An enormous battle; one to surely be renowned in history, was finally coming to its end. Yes…this was one of the greatest defeats of all time for the Rose Army, and who better to lead it than a woman? The numbers of casualties on both sides were extreme, ranging well into the high thousands and possibly even millions. But only the gods would ever know how many lives had been lost, for they were to burn the bodies, riding the land from any future diseases.
Sarah took off her helmet, letting it drop to the ground and wiping away the sweat from her forehead with her left arm, as her right hand held her sword. She sighed as she looked upon the battlefield of fallen men—her men.

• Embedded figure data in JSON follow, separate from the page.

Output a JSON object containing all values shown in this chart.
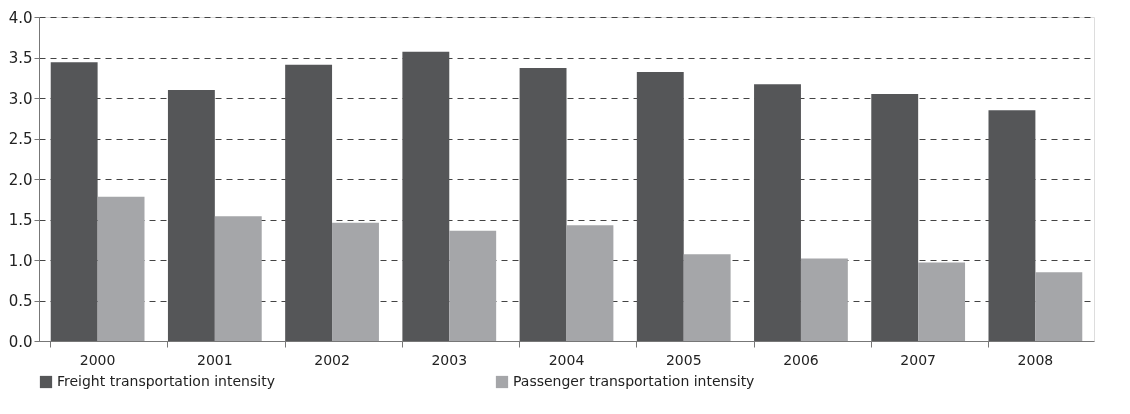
{
  "chart_data": {
    "type": "bar",
    "categories": [
      "2000",
      "2001",
      "2002",
      "2003",
      "2004",
      "2005",
      "2006",
      "2007",
      "2008"
    ],
    "series": [
      {
        "name": "Freight transportation intensity",
        "color": "#555658",
        "values": [
          3.44,
          3.1,
          3.41,
          3.57,
          3.37,
          3.32,
          3.17,
          3.05,
          2.85
        ]
      },
      {
        "name": "Passenger transportation intensity",
        "color": "#a5a6a9",
        "values": [
          1.78,
          1.54,
          1.46,
          1.36,
          1.43,
          1.07,
          1.02,
          0.97,
          0.85
        ]
      }
    ],
    "ylim": [
      0,
      4
    ],
    "yticks": [
      {
        "value": 0,
        "label": "0.0"
      },
      {
        "value": 0.5,
        "label": "0.5"
      },
      {
        "value": 1,
        "label": "1.0"
      },
      {
        "value": 1.5,
        "label": "1.5"
      },
      {
        "value": 2,
        "label": "2.0"
      },
      {
        "value": 2.5,
        "label": "2.5"
      },
      {
        "value": 3,
        "label": "3.0"
      },
      {
        "value": 3.5,
        "label": "3.5"
      },
      {
        "value": 4,
        "label": "4.0"
      }
    ],
    "grid": "y",
    "legend": "bottom"
  }
}
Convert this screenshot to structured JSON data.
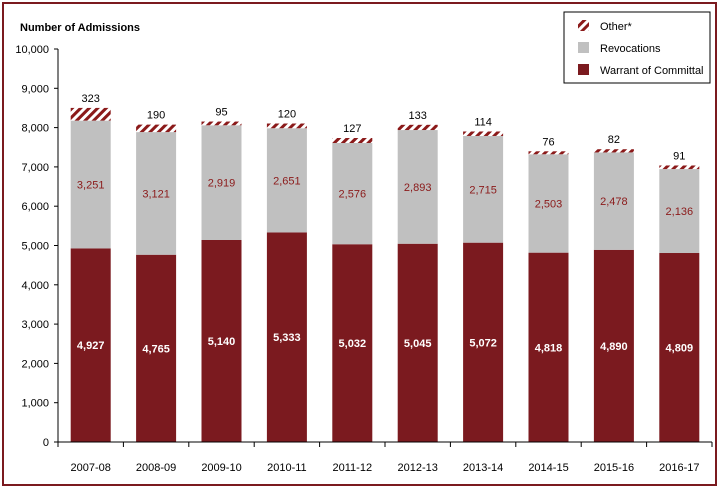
{
  "chart_data": {
    "type": "bar",
    "stacked": true,
    "ylabel": "Number of Admissions",
    "ylim": [
      0,
      10000
    ],
    "yticks": [
      "0",
      "1,000",
      "2,000",
      "3,000",
      "4,000",
      "5,000",
      "6,000",
      "7,000",
      "8,000",
      "9,000",
      "10,000"
    ],
    "categories": [
      "2007-08",
      "2008-09",
      "2009-10",
      "2010-11",
      "2011-12",
      "2012-13",
      "2013-14",
      "2014-15",
      "2015-16",
      "2016-17"
    ],
    "series": [
      {
        "name": "Warrant of Committal",
        "color": "#7b1a1f",
        "values": [
          4927,
          4765,
          5140,
          5333,
          5032,
          5045,
          5072,
          4818,
          4890,
          4809
        ],
        "labels": [
          "4,927",
          "4,765",
          "5,140",
          "5,333",
          "5,032",
          "5,045",
          "5,072",
          "4,818",
          "4,890",
          "4,809"
        ]
      },
      {
        "name": "Revocations",
        "color": "#c0c0c0",
        "values": [
          3251,
          3121,
          2919,
          2651,
          2576,
          2893,
          2715,
          2503,
          2478,
          2136
        ],
        "labels": [
          "3,251",
          "3,121",
          "2,919",
          "2,651",
          "2,576",
          "2,893",
          "2,715",
          "2,503",
          "2,478",
          "2,136"
        ]
      },
      {
        "name": "Other*",
        "color": "#8b1a1a",
        "pattern": "diagonal-hatch",
        "values": [
          323,
          190,
          95,
          120,
          127,
          133,
          114,
          76,
          82,
          91
        ],
        "labels": [
          "323",
          "190",
          "95",
          "120",
          "127",
          "133",
          "114",
          "76",
          "82",
          "91"
        ]
      }
    ],
    "legend_position": "top-right",
    "legend_order": [
      "Other*",
      "Revocations",
      "Warrant of Committal"
    ]
  }
}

She was the commander of the Rose Army, second to none but King William and Queen Margaret (which hardly counted, for the Queen held absolutely no political power).
The commander's hand began to shake uncontrollably; she hadn't put her sword down for close to five days. She had eaten little, and when one of her generals had pulled her out to sleep, she couldn't. Sarah returned her sword to its scabbard while she still could, and then fainted atop the bloodied corpses and stained earth.
One of her soldiers saw her fall, and feared the worst. Rushing to her with all his speed took great energy. He too had been fighting for long days, countless nights, and here at the end, he was drained from all his strength, carried on only by adrenaline. He loved his commander, and she him, this was the reason why he didn't mind dieing for her. He respected her, and she loved each and every one of her men and respected them each in turn. A woman she was, well hardly that, being still a young lady at the tender age of nineteen, but she had knowledge and wisdom beyond her years, and she had a heart like no other.
"Commander?" He asked, now kneeling at her side. "Sarah?" Maybe not addressing his commander properly was ill mannered but, he had heard her name many times before, and maybe she would respond to that better. But there was no answer.
With his hands he pushed away the chain mail from her neck to feel her pulse. He relaxed, she was still alive, but she felt deathly cold and looked paler than snow. She had lost so much blood! The wound was hidden under all of her armor and padding, and the soldier couldn't tell where the gash was. He thought for a second to take off her armor to see the wound and maybe he could stop the bleeding. But if he were to removed the armor, there was the possibility that without the metal pressed to her body tightly, she could easily bleed to death much faster, and there would be no hope in saving his commander.
The soldier wasted not another second as he scooped up her fragile looking body into his arms, carrying her to the medical units.